Prearranged payments, deposits and corporate cash disbursements — the most requested services — have been positively impacted by banks venturing out to third-party providers. Customer preferences lean toward paperless, flexibility and the least amount of friction in a given transaction.
Cash management used to mean multi-user online banking and account reconciliation with repurchase agreements to invest and protect excess funds overnight. Now, cash management as well as treasury services/treasury management, is all about providing efficient and affordable ways to send and receive funds, as well as liquidity management. It has to be done in a secure environment, and in a way with which both parties are comfortable.
As banking customers become more comfortable with technology and its benefits, the expectations have changed.
Bill-payment systems are a minimum. Automated clearing house (ACH) origination and electronic processing are an expectation. You are not distancing yourself from the competition by offering these services; they are baseline services that people need and expect that you’ll be able to provide.
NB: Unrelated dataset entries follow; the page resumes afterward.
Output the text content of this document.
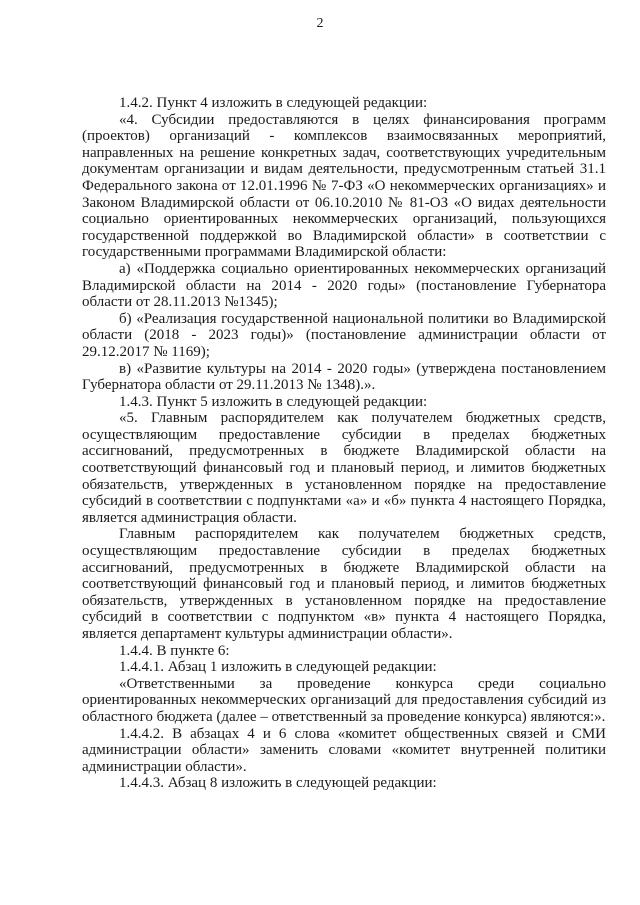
2

1.4.2. Пункт 4 изложить в следующей редакции:

«4. Субсидии предоставляются в целях финансирования программ (проектов) организаций - комплексов взаимосвязанных мероприятий, направленных на решение конкретных задач, соответствующих учредительным документам организации и видам деятельности, предусмотренным статьей 31.1 Федерального закона от 12.01.1996 № 7-ФЗ «О некоммерческих организациях» и Законом Владимирской области от 06.10.2010 № 81-ОЗ «О видах деятельности социально ориентированных некоммерческих организаций, пользующихся государственной поддержкой во Владимирской области» в соответствии с государственными программами Владимирской области:

а) «Поддержка социально ориентированных некоммерческих организаций Владимирской области на 2014 - 2020 годы» (постановление Губернатора области от 28.11.2013 №1345);

б) «Реализация государственной национальной политики во Владимирской области (2018 - 2023 годы)» (постановление администрации области от 29.12.2017 № 1169);

в) «Развитие культуры на 2014 - 2020 годы» (утверждена постановлением Губернатора области от 29.11.2013 № 1348).».

1.4.3. Пункт 5 изложить в следующей редакции:

«5. Главным распорядителем как получателем бюджетных средств, осуществляющим предоставление субсидии в пределах бюджетных ассигнований, предусмотренных в бюджете Владимирской области на соответствующий финансовый год и плановый период, и лимитов бюджетных обязательств, утвержденных в установленном порядке на предоставление субсидий в соответствии с подпунктами «а» и «б» пункта 4 настоящего Порядка, является администрация области.

Главным распорядителем как получателем бюджетных средств, осуществляющим предоставление субсидии в пределах бюджетных ассигнований, предусмотренных в бюджете Владимирской области на соответствующий финансовый год и плановый период, и лимитов бюджетных обязательств, утвержденных в установленном порядке на предоставление субсидий в соответствии с подпунктом «в» пункта 4 настоящего Порядка, является департамент культуры администрации области».

1.4.4. В пункте 6:

1.4.4.1. Абзац 1 изложить в следующей редакции:

«Ответственными за проведение конкурса среди социально ориентированных некоммерческих организаций для предоставления субсидий из областного бюджета (далее – ответственный за проведение конкурса) являются:».

1.4.4.2. В абзацах 4 и 6 слова «комитет общественных связей и СМИ администрации области» заменить словами «комитет внутренней политики администрации области».

1.4.4.3. Абзац 8 изложить в следующей редакции:
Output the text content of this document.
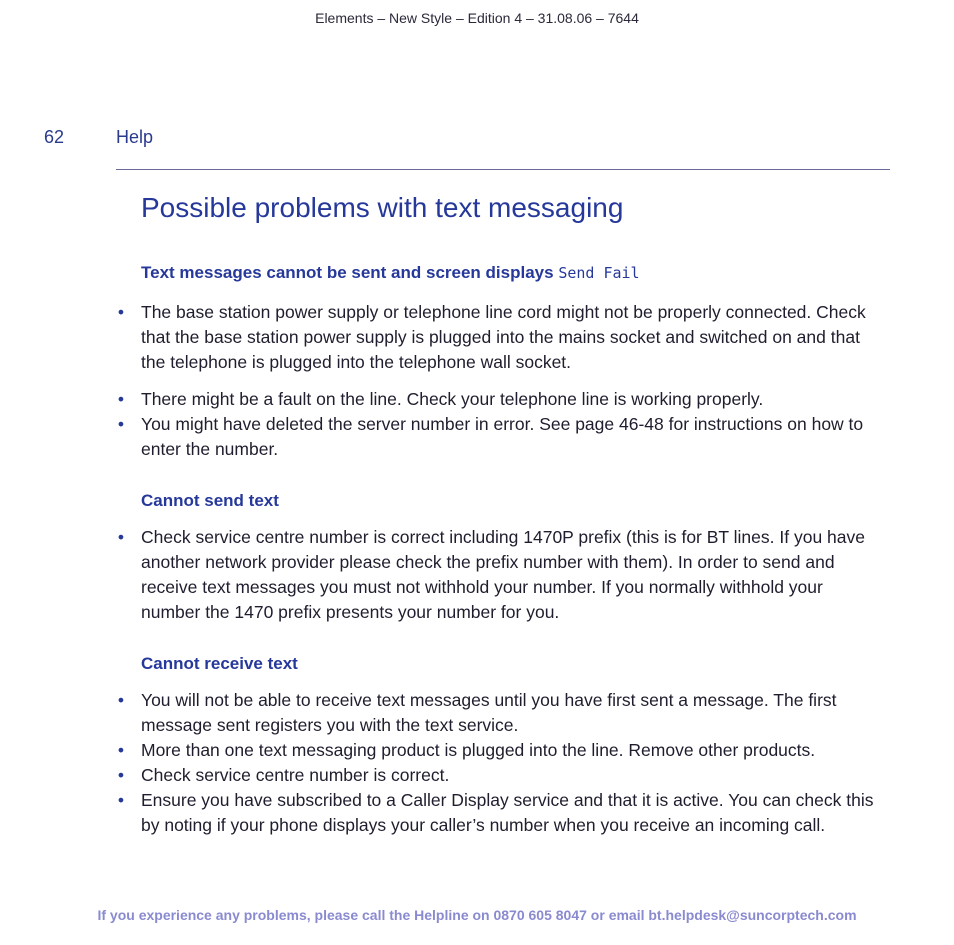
Elements – New Style – Edition 4 – 31.08.06 – 7644
62	Help
Possible problems with text messaging
Text messages cannot be sent and screen displays Send Fail
• The base station power supply or telephone line cord might not be properly connected. Check that the base station power supply is plugged into the mains socket and switched on and that the telephone is plugged into the telephone wall socket.
• There might be a fault on the line. Check your telephone line is working properly.
• You might have deleted the server number in error. See page 46-48 for instructions on how to enter the number.
Cannot send text
• Check service centre number is correct including 1470P prefix (this is for BT lines. If you have another network provider please check the prefix number with them). In order to send and receive text messages you must not withhold your number. If you normally withhold your number the 1470 prefix presents your number for you.
Cannot receive text
• You will not be able to receive text messages until you have first sent a message. The first message sent registers you with the text service.
• More than one text messaging product is plugged into the line. Remove other products.
• Check service centre number is correct.
• Ensure you have subscribed to a Caller Display service and that it is active. You can check this by noting if your phone displays your caller’s number when you receive an incoming call.
If you experience any problems, please call the Helpline on 0870 605 8047 or email bt.helpdesk@suncorptech.com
Cost-saving and time-saving options will garner additional loyalty to both the provider and processor, so banks are constantly on the lookout for options to provide a competitive advantage.
One of the bigger changes third-party vendor collaboration allows is open banking. Customers can now choose how and when they want to do banking; the limits of time and space are gone because customers have multi-channel delivery available to them: online, in-person, mobile and more.
Open banking provides customers the option to share financial data (spending habits, reoccurring payments, companies used, etc.) with budgeting apps or other banks. Open banking will act as a disruptor, threatening larger banks by increasing competition and forcing financial institutions to better assist customers with managing their finances rather than simply facilitating transactions.
Banks enjoy partnering with known providers of technology and payment processing rather than creating it themselves. Customers, in turn, feel confident in their bank using these known providers. It all leads to a higher-quality relationship between customer and bank.
From ordinary to easy
Fintech companies have made ordinary financial transactions much easier and efficient, and it’s really benefitted small businesses. From P2P (person-to-person payments) and POP (point-of-purchase) systems to Venmo and Zelle, the increasing availability and efficacy of financial technology means I need to understand and explain to my customers how all these technologies work with our own banking systems.
By partnering with third-party vendors, banks can develop a broader customer base. Meanwhile, banking customers gain additional access to support and resources for these services. The challenge is ensuring banks are up-to-date with current technology and aligned with the right third-party providers to best cover customer needs, both now and in the future.